To hide her embarrassment, she heaved herself to her feet. ‘Well, it’s nearly time I started work.’ And she steeled herself for the remaining hundred steps.
‘Can I walk with you as far as the church? There’s a run I can do with Hadrian near there, back down to the town …’
‘Sure,’ she said lightly. He mustn’t see her limping. She would do what she could to prevent his attention straying below her waist.
‘So…’ she said, as they set off together, the dog scampering ahead, then scooting back to circle them. ‘Now that your father’s funeral’s over, do you have much more sorting out to do?’
‘It’s finished, really. But I’ve got a research paper to write, for my final year of Medicine. So, I’m using Dad’s house as a kind of … solitary confinement. To get on with it, you know. There’s a lot of distractions in London. Even worse distractions than this fellow …’ And he aimed a slow, playful kick at Hadrian.
‘You’re partaking of a fine Whitby tradition, then,’ said Siân. ‘Think of those monks and nuns sitting in their bare cells, reading and scribing all day.’
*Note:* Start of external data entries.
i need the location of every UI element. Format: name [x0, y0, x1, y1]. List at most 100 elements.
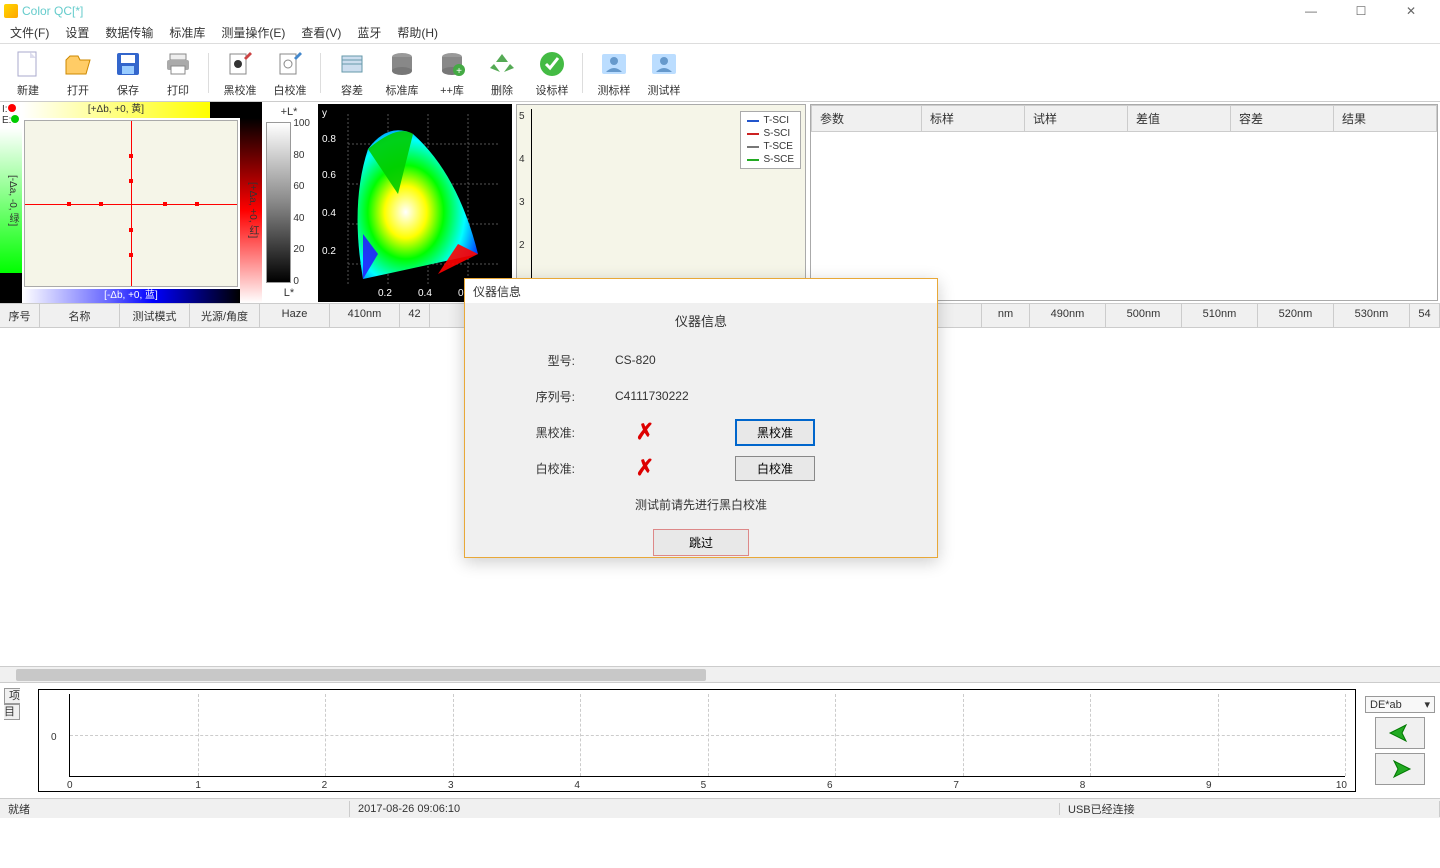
tolerance-icon [336, 48, 368, 80]
person-icon [598, 48, 630, 80]
serial-value: C4111730222 [615, 389, 735, 403]
status-usb: USB已经连接 [1060, 801, 1440, 817]
app-icon [4, 4, 18, 18]
maximize-button[interactable]: ☐ [1346, 1, 1376, 21]
window-title: Color QC[*] [22, 4, 1296, 18]
delete-button[interactable]: 删除 [478, 46, 526, 100]
col-diff[interactable]: 差值 [1128, 106, 1231, 132]
status-bar: 就绪 2017-08-26 09:06:10 USB已经连接 [0, 798, 1440, 818]
minimize-button[interactable]: — [1296, 1, 1326, 21]
check-icon [536, 48, 568, 80]
dialog-title: 仪器信息 [465, 279, 937, 303]
new-button[interactable]: 新建 [4, 46, 52, 100]
white-cal-dialog-button[interactable]: 白校准 [735, 456, 815, 481]
col-param[interactable]: 参数 [812, 106, 922, 132]
arrow-right-icon [1386, 759, 1414, 779]
col-name[interactable]: 名称 [40, 304, 120, 327]
col-standard[interactable]: 标样 [922, 106, 1025, 132]
title-bar: Color QC[*] — ☐ ✕ [0, 0, 1440, 22]
new-file-icon [12, 48, 44, 80]
stdlib-button[interactable]: 标准库 [378, 46, 426, 100]
scroll-thumb[interactable] [16, 669, 706, 681]
black-cal-button[interactable]: 黑校准 [216, 46, 264, 100]
printer-icon [162, 48, 194, 80]
col-530nm[interactable]: 530nm [1334, 304, 1410, 327]
menu-stdlib[interactable]: 标准库 [165, 22, 209, 43]
prev-button[interactable] [1375, 717, 1425, 749]
lab-left-strip: I: E: [-Δa, -0, 绿] [0, 102, 22, 303]
svg-text:+: + [456, 66, 462, 77]
col-410nm[interactable]: 410nm [330, 304, 400, 327]
open-button[interactable]: 打开 [54, 46, 102, 100]
col-haze[interactable]: Haze [260, 304, 330, 327]
black-cal-icon [224, 48, 256, 80]
col-xnm[interactable]: nm [982, 304, 1030, 327]
red-axis-label: [+Δa, +0, 红] [240, 118, 262, 303]
dot-icon [11, 115, 19, 123]
col-54x[interactable]: 54 [1410, 304, 1440, 327]
white-cal-label: 白校准: [485, 460, 615, 477]
project-tab-area: 项目 [0, 683, 34, 798]
params-panel: 参数 标样 试样 差值 容差 结果 [810, 104, 1438, 301]
col-seq[interactable]: 序号 [0, 304, 40, 327]
de-mode-dropdown[interactable]: DE*ab ▾ [1365, 696, 1435, 713]
status-datetime: 2017-08-26 09:06:10 [350, 803, 1060, 815]
menu-file[interactable]: 文件(F) [6, 22, 53, 43]
menu-bluetooth[interactable]: 蓝牙 [353, 22, 385, 43]
horizontal-scrollbar[interactable] [0, 666, 1440, 682]
save-button[interactable]: 保存 [104, 46, 152, 100]
bottom-chart-row: 项目 0 0 1 2 3 4 5 6 7 8 9 10 DE*ab ▾ [0, 682, 1440, 798]
cie-chromaticity-chart [318, 104, 512, 302]
next-button[interactable] [1375, 753, 1425, 785]
pluslib-button[interactable]: + ++库 [428, 46, 476, 100]
tolerance-button[interactable]: 容差 [328, 46, 376, 100]
menu-measure[interactable]: 测量操作(E) [217, 22, 289, 43]
col-42x[interactable]: 42 [400, 304, 430, 327]
toolbar-separator [582, 53, 584, 93]
lab-panel: I: E: [-Δa, -0, 绿] [+Δb, +0, 黄] [0, 102, 262, 303]
menu-data[interactable]: 数据传输 [101, 22, 157, 43]
cie-panel[interactable]: y x 0.8 0.6 0.4 0.2 0.2 0.4 0.6 [318, 104, 512, 301]
menu-bar: 文件(F) 设置 数据传输 标准库 测量操作(E) 查看(V) 蓝牙 帮助(H) [0, 22, 1440, 44]
arrow-left-icon [1386, 723, 1414, 743]
set-standard-button[interactable]: 设标样 [528, 46, 576, 100]
database-icon [386, 48, 418, 80]
skip-button[interactable]: 跳过 [653, 529, 749, 556]
lab-right-strip: [+Δa, +0, 红] [240, 102, 262, 303]
project-tab[interactable]: 项目 [4, 688, 20, 720]
dot-icon [8, 104, 16, 112]
print-button[interactable]: 打印 [154, 46, 202, 100]
toolbar-separator [208, 53, 210, 93]
black-cal-dialog-button[interactable]: 黑校准 [735, 419, 815, 446]
menu-view[interactable]: 查看(V) [297, 22, 345, 43]
measure-standard-button[interactable]: 测标样 [590, 46, 638, 100]
yellow-axis-label: [+Δb, +0, 黄] [22, 102, 210, 118]
lab-quadrant-chart[interactable] [24, 120, 238, 287]
measure-test-button[interactable]: 测试样 [640, 46, 688, 100]
col-result[interactable]: 结果 [1334, 106, 1437, 132]
folder-open-icon [62, 48, 94, 80]
menu-help[interactable]: 帮助(H) [393, 22, 442, 43]
col-mode[interactable]: 测试模式 [120, 304, 190, 327]
person-icon [648, 48, 680, 80]
col-tolerance[interactable]: 容差 [1231, 106, 1334, 132]
white-cal-button[interactable]: 白校准 [266, 46, 314, 100]
window-controls: — ☐ ✕ [1296, 1, 1436, 21]
calibration-hint: 测试前请先进行黑白校准 [485, 496, 917, 513]
col-510nm[interactable]: 510nm [1182, 304, 1258, 327]
white-cal-icon [274, 48, 306, 80]
col-520nm[interactable]: 520nm [1258, 304, 1334, 327]
bottom-chart[interactable]: 0 0 1 2 3 4 5 6 7 8 9 10 [38, 689, 1356, 792]
panels-row: I: E: [-Δa, -0, 绿] [+Δb, +0, 黄] [0, 102, 1440, 304]
col-illum[interactable]: 光源/角度 [190, 304, 260, 327]
spectrum-panel[interactable]: 5 4 3 2 1 T-SCI S-SCI T-SCE S-SCE [516, 104, 806, 301]
col-sample[interactable]: 试样 [1025, 106, 1128, 132]
close-button[interactable]: ✕ [1396, 1, 1426, 21]
spectrum-legend: T-SCI S-SCI T-SCE S-SCE [740, 111, 801, 169]
dialog-heading: 仪器信息 [485, 311, 917, 330]
col-500nm[interactable]: 500nm [1106, 304, 1182, 327]
black-cal-label: 黑校准: [485, 424, 615, 441]
menu-settings[interactable]: 设置 [61, 22, 93, 43]
col-490nm[interactable]: 490nm [1030, 304, 1106, 327]
instrument-info-dialog: 仪器信息 仪器信息 型号: CS-820 序列号: C4111730222 黑校… [464, 278, 938, 558]
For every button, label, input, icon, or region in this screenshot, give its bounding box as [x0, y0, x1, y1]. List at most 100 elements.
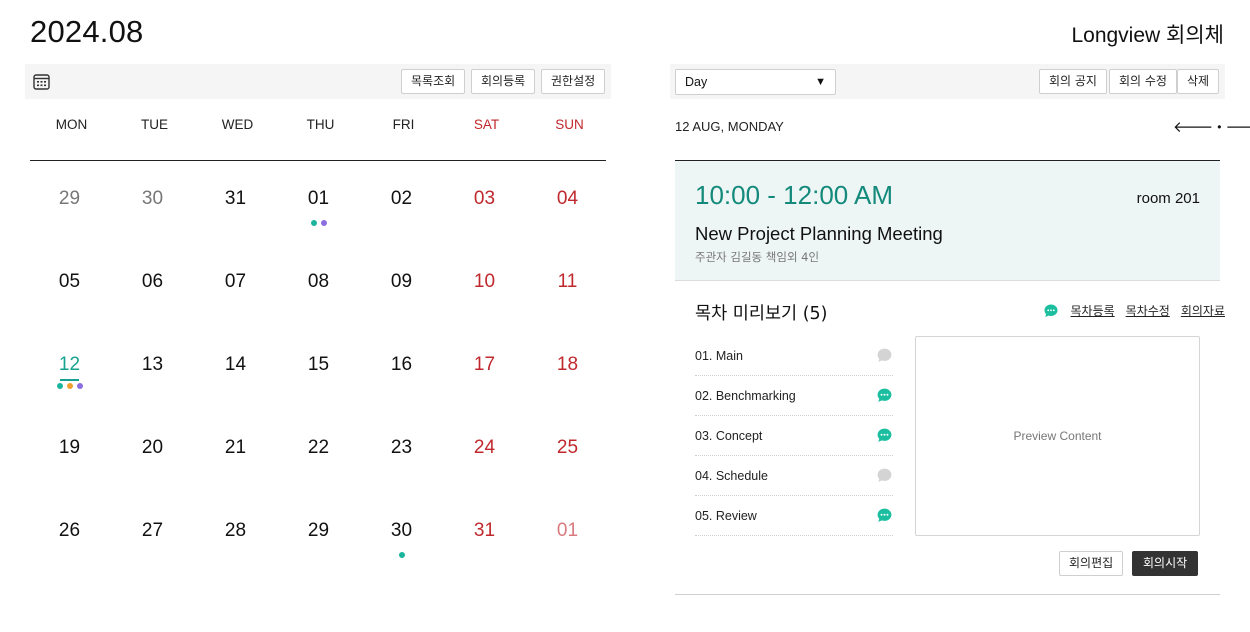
register-meeting-button[interactable]: 회의등록: [471, 69, 536, 94]
event-dot: [398, 552, 405, 558]
day-number: 05: [58, 271, 81, 292]
meeting-time: 10:00 - 12:00 AM: [695, 180, 894, 210]
calendar-day-cell[interactable]: 29: [28, 170, 111, 253]
calendar-icon[interactable]: [33, 73, 50, 90]
day-number: 04: [556, 188, 579, 209]
arrow-left-icon[interactable]: 🡐: [1173, 117, 1213, 136]
agenda-item[interactable]: 05. Review: [695, 496, 893, 536]
calendar-day-cell[interactable]: 28: [194, 502, 277, 585]
day-number: 01: [307, 188, 330, 209]
meeting-materials-link[interactable]: 회의자료: [1181, 302, 1225, 319]
calendar-day-cell[interactable]: 24: [443, 419, 526, 502]
calendar-day-cell[interactable]: 09: [360, 253, 443, 336]
calendar-day-cell[interactable]: 31: [443, 502, 526, 585]
calendar-day-cell[interactable]: 31: [194, 170, 277, 253]
calendar-week-row: 29 30 31 01 02 03 04: [28, 170, 610, 253]
meeting-notice-button[interactable]: 회의 공지: [1039, 69, 1107, 94]
weekday-label: WED: [221, 117, 254, 132]
day-number: 15: [307, 354, 330, 375]
calendar-day-cell[interactable]: 19: [28, 419, 111, 502]
day-number: 09: [390, 271, 413, 292]
day-number: 28: [224, 520, 247, 541]
calendar-divider: [30, 160, 606, 161]
calendar-day-cell[interactable]: 12: [28, 336, 111, 419]
day-number: 08: [307, 271, 330, 292]
day-number: 01: [556, 520, 579, 541]
calendar-day-cell[interactable]: 30: [360, 502, 443, 585]
calendar-grid: 29 30 31 01 02 03 04 05 06 07 08 09 10 11 12 13 14 15 16 17…: [28, 170, 610, 585]
calendar-day-cell[interactable]: 27: [111, 502, 194, 585]
calendar-day-cell[interactable]: 04: [526, 170, 609, 253]
calendar-day-cell[interactable]: 17: [443, 336, 526, 419]
day-number: 24: [473, 437, 496, 458]
chat-icon[interactable]: [876, 427, 893, 444]
delete-button[interactable]: 삭제: [1177, 69, 1220, 94]
meeting-edit-button[interactable]: 회의 수정: [1109, 69, 1177, 94]
agenda-item[interactable]: 02. Benchmarking: [695, 376, 893, 416]
day-number: 18: [556, 354, 579, 375]
calendar-day-cell[interactable]: 08: [277, 253, 360, 336]
arrow-right-icon[interactable]: 🡒: [1225, 117, 1250, 136]
calendar-day-cell[interactable]: 06: [111, 253, 194, 336]
calendar-day-cell[interactable]: 16: [360, 336, 443, 419]
calendar-day-cell[interactable]: 26: [28, 502, 111, 585]
month-title: 2024.08: [30, 14, 144, 49]
day-number: 27: [141, 520, 164, 541]
calendar-day-cell[interactable]: 05: [28, 253, 111, 336]
day-number: 29: [58, 188, 81, 209]
brand-title: Longview 회의체: [1071, 24, 1224, 47]
calendar-day-cell[interactable]: 30: [111, 170, 194, 253]
start-meeting-button[interactable]: 회의시작: [1132, 551, 1199, 576]
event-indicators: [28, 383, 111, 389]
meeting-room: room 201: [1136, 190, 1200, 207]
calendar-day-cell[interactable]: 01: [526, 502, 609, 585]
day-number: 21: [224, 437, 247, 458]
chat-icon[interactable]: [876, 347, 893, 364]
chat-icon[interactable]: [876, 467, 893, 484]
list-view-button[interactable]: 목록조회: [401, 69, 466, 94]
weekday-label: SAT: [473, 117, 500, 132]
day-number: 20: [141, 437, 164, 458]
meeting-organizer: 주관자 김길동 책임외 4인: [695, 250, 820, 264]
chat-icon[interactable]: [876, 507, 893, 524]
chat-icon[interactable]: [876, 387, 893, 404]
day-number: 06: [141, 271, 164, 292]
agenda-item[interactable]: 03. Concept: [695, 416, 893, 456]
calendar-week-row: 26 27 28 29 30 31 01: [28, 502, 610, 585]
event-dot: [66, 383, 73, 389]
calendar-day-cell[interactable]: 07: [194, 253, 277, 336]
agenda-item-label: 01. Main: [695, 348, 743, 363]
calendar-day-cell[interactable]: 21: [194, 419, 277, 502]
calendar-day-cell[interactable]: 02: [360, 170, 443, 253]
calendar-day-cell[interactable]: 29: [277, 502, 360, 585]
calendar-day-cell[interactable]: 01: [277, 170, 360, 253]
agenda-item[interactable]: 04. Schedule: [695, 456, 893, 496]
weekday-label: FRI: [392, 117, 415, 132]
day-number: 19: [58, 437, 81, 458]
day-number: 10: [473, 271, 496, 292]
agenda-register-link[interactable]: 목차등록: [1070, 302, 1114, 319]
permission-settings-button[interactable]: 권한설정: [541, 69, 606, 94]
weekday-header: MON TUE WED THU FRI SAT SUN: [30, 117, 606, 137]
agenda-item[interactable]: 01. Main: [695, 336, 893, 376]
day-number: 16: [390, 354, 413, 375]
bottom-divider: [675, 594, 1220, 595]
calendar-day-cell[interactable]: 18: [526, 336, 609, 419]
calendar-day-cell[interactable]: 20: [111, 419, 194, 502]
calendar-day-cell[interactable]: 22: [277, 419, 360, 502]
edit-meeting-button[interactable]: 회의편집: [1059, 551, 1124, 576]
calendar-day-cell[interactable]: 11: [526, 253, 609, 336]
calendar-day-cell[interactable]: 25: [526, 419, 609, 502]
calendar-day-cell[interactable]: 13: [111, 336, 194, 419]
calendar-day-cell[interactable]: 14: [194, 336, 277, 419]
meeting-card[interactable]: 10:00 - 12:00 AM room 201 New Project Pl…: [675, 161, 1220, 281]
calendar-day-cell[interactable]: 15: [277, 336, 360, 419]
view-mode-select[interactable]: Day ▼: [675, 69, 836, 95]
agenda-edit-link[interactable]: 목차수정: [1126, 302, 1170, 319]
calendar-day-cell[interactable]: 10: [443, 253, 526, 336]
calendar-day-cell[interactable]: 23: [360, 419, 443, 502]
day-number: 17: [473, 354, 496, 375]
calendar-day-cell[interactable]: 03: [443, 170, 526, 253]
today-dot-icon[interactable]: •: [1217, 120, 1221, 134]
agenda-item-label: 04. Schedule: [695, 468, 768, 483]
He laughed. ‘Oh, I’m sure they got up to a hell of a lot more than that.’
Was this bawdy crack, and the wink that accompanied it, supposed to have any relevance to the two of them, or was it just the usual cynicism that most people had about monastic life? Probably just the usual cynicism, because when they ascended to the point where the turrets of Whitby Abbey were visible, he said: ‘Ah! The lucrative ruins!’ He flung his right arm forward, unfurling his massive hand in a grandiose gesture. ‘See Whitby Abbey and die!’
Siân felt her hackles rise, yet at the same time she was tickled by his theatricality. She’d always detested shy, cringing men.
‘If the Abbey’d had a bit more money over the centuries,’ she retorted, ‘it wouldn’t be ruins.’
‘Oh come on,’ he teased. ‘Ruins are where the real money is, surely? People love it.’ He mimicked an American sightseer posing for his camera-toting wife: ‘“Take a pitcha now, Wilma, of me wid dese here ruins of antiquiddy behind me!”’
Squinting myopically, acting the buffoon, he ought to have looked foolish, but his clowning only served to accentuate how handsome he was. His irreverent grin, and the way he inhabited his body with more grace than his gangly frame ought to allow, were an attractive combination for Siân – a combination she’d been attracted to before, almost fatally. She’d have to be careful with this young man, that’s for sure, if she didn’t want a re-run of … of the Patrick fiasco.
‘Antiquity is exciting,’ she said. ‘It’s good that people are willing to come a long way to see it. They walk up these stone stairs towards that abbey, and they feel they’re literally following in the footsteps of medieval monks and ancient kings. They see those turrets poking up over the headland, and it takes them back eight hundred years …’
‘Ah, but that thing up there isn’t the real Whitby Abbey, is it? It’s a reconstruction: some tourist body’s idea of what a medieval abbey should look like.’